Rhenald Kasali dan Perubahan

Lily Wibisono

Editor

Rhenald Kasali dan Perubahan
Rhenald Kasali dan Perubahan

Intisari-Online.com - Empat orang yang sangat pintar mendongeng baru-baru ini memukau sekitar 200-an hadirin di Hotel Santika, KS Tubun, Jakarta, 30 Mei lalu. Acaranya sendiri adalah penandatanganan kerja sama antara Kompas Gramedia dan Indonesia Mengajar. Tentang itu Anda dapat membacanya di kolom berita. Mari kita menyoroti hal lain.

Menurut pengamatan Rhenald Kasali (52), kaum cerdik pandailah yang biasanya paling agresif menentang perubahan. Siapa yang paling menentang Yesus ketika melontarkan gagasan-gagasan revolusionernya? Kaum Farisi (ahli-ahli taurat). Siapa yang menentang Galileo Galilei saat ia mengumumkan bahwa bukan Matahari yang mengitari Bumi, melainkan sebaliknya? Gereja, yang pada abad pertengahan di Eropa, adalah identik dengan gudang cerdik-pandai.

Lalu, siapa yang mencanangkan perubahan, bisa-bisa harus membayarnya dengan nyawa. Abraham Lincoln, presiden ke-16 AS tewas ditembak tahun 1865 karena dialah ujung tombak gerakan anti-perbudakan. Di Tanah Air, kita tentu masih ingat Munir, tokoh hak azasi manusia dan pejuang antikorupsi yang tewas diracun pada tahun 2004.

Rhenald Kasali, guru besar ilmu manajemen di Fakultas Ekonomi Universitas Indonesia yang juga pendiri Rumah Perubahan, mengingatkan, perubahan itu tidak hanya melelahkan, tapi juga perlu dikelola.
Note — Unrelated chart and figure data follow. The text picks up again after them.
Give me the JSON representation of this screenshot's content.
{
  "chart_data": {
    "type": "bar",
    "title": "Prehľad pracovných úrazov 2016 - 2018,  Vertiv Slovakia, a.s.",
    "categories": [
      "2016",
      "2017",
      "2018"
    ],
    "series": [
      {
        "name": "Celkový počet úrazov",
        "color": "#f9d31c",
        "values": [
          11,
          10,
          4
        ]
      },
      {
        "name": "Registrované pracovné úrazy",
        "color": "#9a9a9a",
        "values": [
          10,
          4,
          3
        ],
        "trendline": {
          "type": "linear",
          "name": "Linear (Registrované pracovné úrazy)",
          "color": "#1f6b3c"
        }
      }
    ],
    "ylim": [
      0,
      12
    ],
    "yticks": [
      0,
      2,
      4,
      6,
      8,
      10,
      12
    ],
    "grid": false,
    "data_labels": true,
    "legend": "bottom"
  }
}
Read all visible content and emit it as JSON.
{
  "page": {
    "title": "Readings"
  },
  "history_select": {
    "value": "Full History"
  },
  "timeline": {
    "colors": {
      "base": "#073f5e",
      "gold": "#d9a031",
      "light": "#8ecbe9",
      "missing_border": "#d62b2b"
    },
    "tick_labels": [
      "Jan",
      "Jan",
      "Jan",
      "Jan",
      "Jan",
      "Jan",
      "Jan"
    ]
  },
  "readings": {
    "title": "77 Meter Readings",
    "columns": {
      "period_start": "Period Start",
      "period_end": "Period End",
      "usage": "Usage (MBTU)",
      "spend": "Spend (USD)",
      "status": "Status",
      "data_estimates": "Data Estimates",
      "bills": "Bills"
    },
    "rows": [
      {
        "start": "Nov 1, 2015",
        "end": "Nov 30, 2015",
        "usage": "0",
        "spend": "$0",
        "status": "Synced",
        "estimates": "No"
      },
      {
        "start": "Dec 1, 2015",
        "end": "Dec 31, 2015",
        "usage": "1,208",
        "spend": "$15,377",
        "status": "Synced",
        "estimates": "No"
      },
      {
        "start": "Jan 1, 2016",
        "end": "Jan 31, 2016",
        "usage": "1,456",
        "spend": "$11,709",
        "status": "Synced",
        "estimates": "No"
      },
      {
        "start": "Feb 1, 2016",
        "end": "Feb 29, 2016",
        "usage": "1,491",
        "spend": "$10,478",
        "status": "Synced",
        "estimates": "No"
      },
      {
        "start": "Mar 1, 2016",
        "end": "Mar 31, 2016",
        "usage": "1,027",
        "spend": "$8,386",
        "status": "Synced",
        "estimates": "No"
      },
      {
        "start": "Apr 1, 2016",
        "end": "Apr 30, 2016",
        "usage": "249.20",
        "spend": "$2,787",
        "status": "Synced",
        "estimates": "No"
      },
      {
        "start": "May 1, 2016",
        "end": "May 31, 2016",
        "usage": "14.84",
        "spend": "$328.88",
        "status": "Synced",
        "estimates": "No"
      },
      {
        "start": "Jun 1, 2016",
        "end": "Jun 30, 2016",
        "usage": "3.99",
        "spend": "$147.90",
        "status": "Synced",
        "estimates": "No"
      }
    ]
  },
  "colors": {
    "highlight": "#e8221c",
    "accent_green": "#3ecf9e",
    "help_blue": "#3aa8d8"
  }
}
Tetiba saya teringat curhatan seorang kawan. Kita sebut saja namanya Diesta. Dua tahun lalu ia bersama keluarganya bermigrasi. Tak terpikirkan bahwa sebagai imigran, ternyata cukup sulit mendapatkan pekerjaan yang sesuai dengan profesi mereka sebelumnya. Demi menyambung hidup, suaminya yang adalah dokter senior bekerja sebagai asisten dokter gigi. Ia sendiri mengawali kerjanya di restoran pizza, padahal dulu apoteker.

Perubahan bahkan lebih terasa dalam kehidupan di rumah. Semua pekerjaan rumah tangga harus dilakukan sendiri karena tak ada pembantu. Suami dan istri sama-sama lelah mencari nafkah. Budaya paternalistik, yang mengistimewakan laki-laki, tak dipraktikkan lagi.

Kini suaminya kehilangan gairah kerja. Lebih parah lagi, ia juga kehilangan kepercayaan diri. Mereka sering bertengkar dan ujung-ujungnya saling menyalahkan. Terakhir saya mulai mendengar kata-kata ”Cerai!” OMG.

Berniat melakukan perubahan demi kemajuan pastilah baik. Tapi bila lupa mengelolanya, bisa berakibat parah. Seperti Diesta. Bahkan kata Rhenald Kasali, seperti Indonesia. Bila kita sedang mengadakan perubahan, apa pun itu, sebaiknya menyimak pesan Rhenald itu. Saya pun berniat sama.